# Dead elastic on Fitted Sheets?



## deb (Jul 27, 2002)

I have 2 pairs of fitted sheets with dead elastic and they can't grip the bed anymore. Is there something I can do to them so that they stay on the bed besides replace the elastic? 

We're allergice to dust mites so I wash our linens in hot water to kill them and I don't think replacing the elastic would hold up very long.

Could I sew on some corner tabs?
Thanks in advance


deb
in wi


----------



## susieM (Apr 23, 2006)

Safetypins?


----------



## Wisconsin Ann (Feb 27, 2007)

bed clothes garters. can't remember what they're actually called. lemmee see if I can find a link. you can get them at walmart or the like. something like 3.50 for 4 or them.....

well heck. can't find an image anywhere i've looked on the net.  however..they look like double headed garters for silk stockings. with elastic conecting them. 

I've tried the plastic "pinch" sheet keepers, (they slide over the sheet and the cording around the mattress) but they don't work if you move around much. altho, you can find those at the same place the garters are, usually. You may be able to figure out how to work them  I certainly can't

in our walmart, they're at the end of the aisle near the pillows and mattress pads. on a hanging display. I've seen them at Joann Fabrics, (you could make yourown, too, using garters from JoAnn's and attaching to elastic) and a couple other sewing places.

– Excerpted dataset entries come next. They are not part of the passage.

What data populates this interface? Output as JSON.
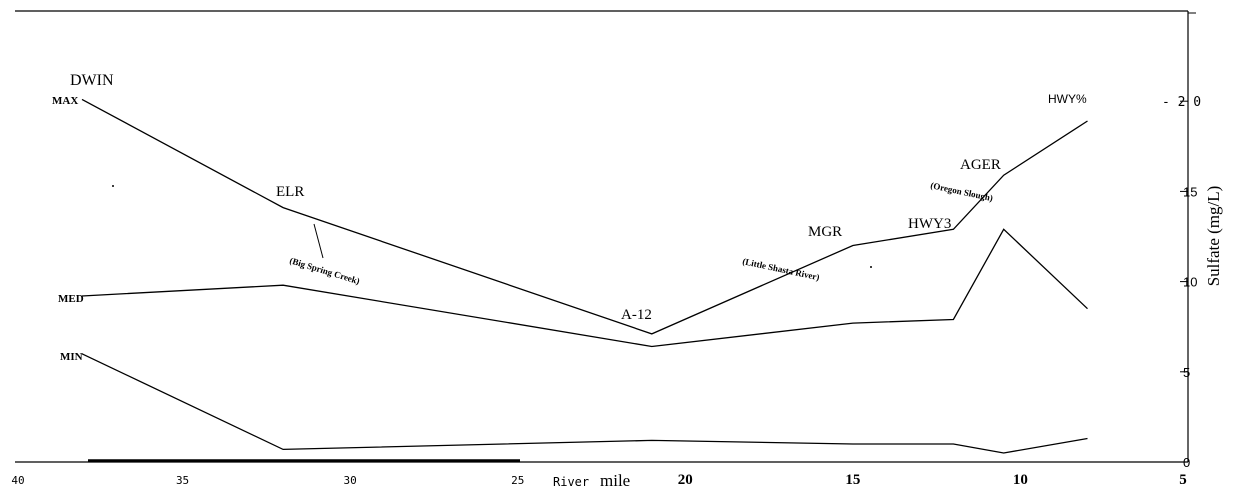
{
  "chart_data": {
    "type": "line",
    "x": [
      38,
      32,
      21,
      15,
      12,
      10.5,
      8
    ],
    "series": [
      {
        "name": "MAX",
        "values": [
          20.1,
          14.1,
          7.1,
          12.0,
          12.9,
          15.9,
          18.9
        ]
      },
      {
        "name": "MED",
        "values": [
          9.2,
          9.8,
          6.4,
          7.7,
          7.9,
          12.9,
          8.5
        ]
      },
      {
        "name": "MIN",
        "values": [
          6.0,
          0.7,
          1.2,
          1.0,
          1.0,
          0.5,
          1.3
        ]
      }
    ],
    "xlabel_prefix": "River",
    "xlabel": "mile",
    "ylabel": "Sulfate (mg/L)",
    "xlim": [
      40,
      5
    ],
    "ylim": [
      0,
      25
    ],
    "x_ticks": [
      "40",
      "35",
      "30",
      "25",
      "20",
      "15",
      "10",
      "5"
    ],
    "y_ticks": [
      "0",
      "5",
      "10",
      "15",
      "- 2 0"
    ],
    "grid": false,
    "site_labels": [
      "DWIN",
      "ELR",
      "A-12",
      "MGR",
      "HWY3",
      "AGER",
      "HWY%"
    ],
    "annotations": [
      "(Big Spring Creek)",
      "(Little Shasta River)",
      "(Oregon Slough)"
    ]
  }
}
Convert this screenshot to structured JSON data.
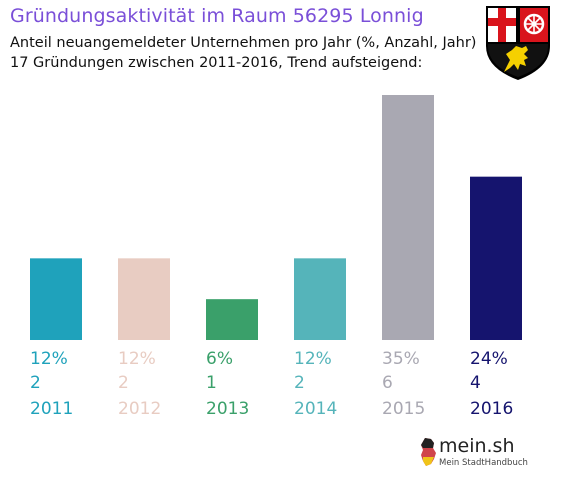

now that I think on it, I've seen them made with little metal teeth clamps instead of the rubber garter thing.


----------



## Ravenlost (Jul 20, 2004)

Corner tabs would be very easy to sew on....


----------



## mamajohnson (Nov 27, 2002)

I have tried fixing this in several ways, to no avail. I have replaced the elastic, sewn on additional elastic, made elastic crossing under the mattress at the corner. Nothing worked for me. Now I take those sheets and make pillow cases. Buy a new bottom sheet, Walmart has a section you can get just a bottom sheet fairly reasonable.
Good luck!


----------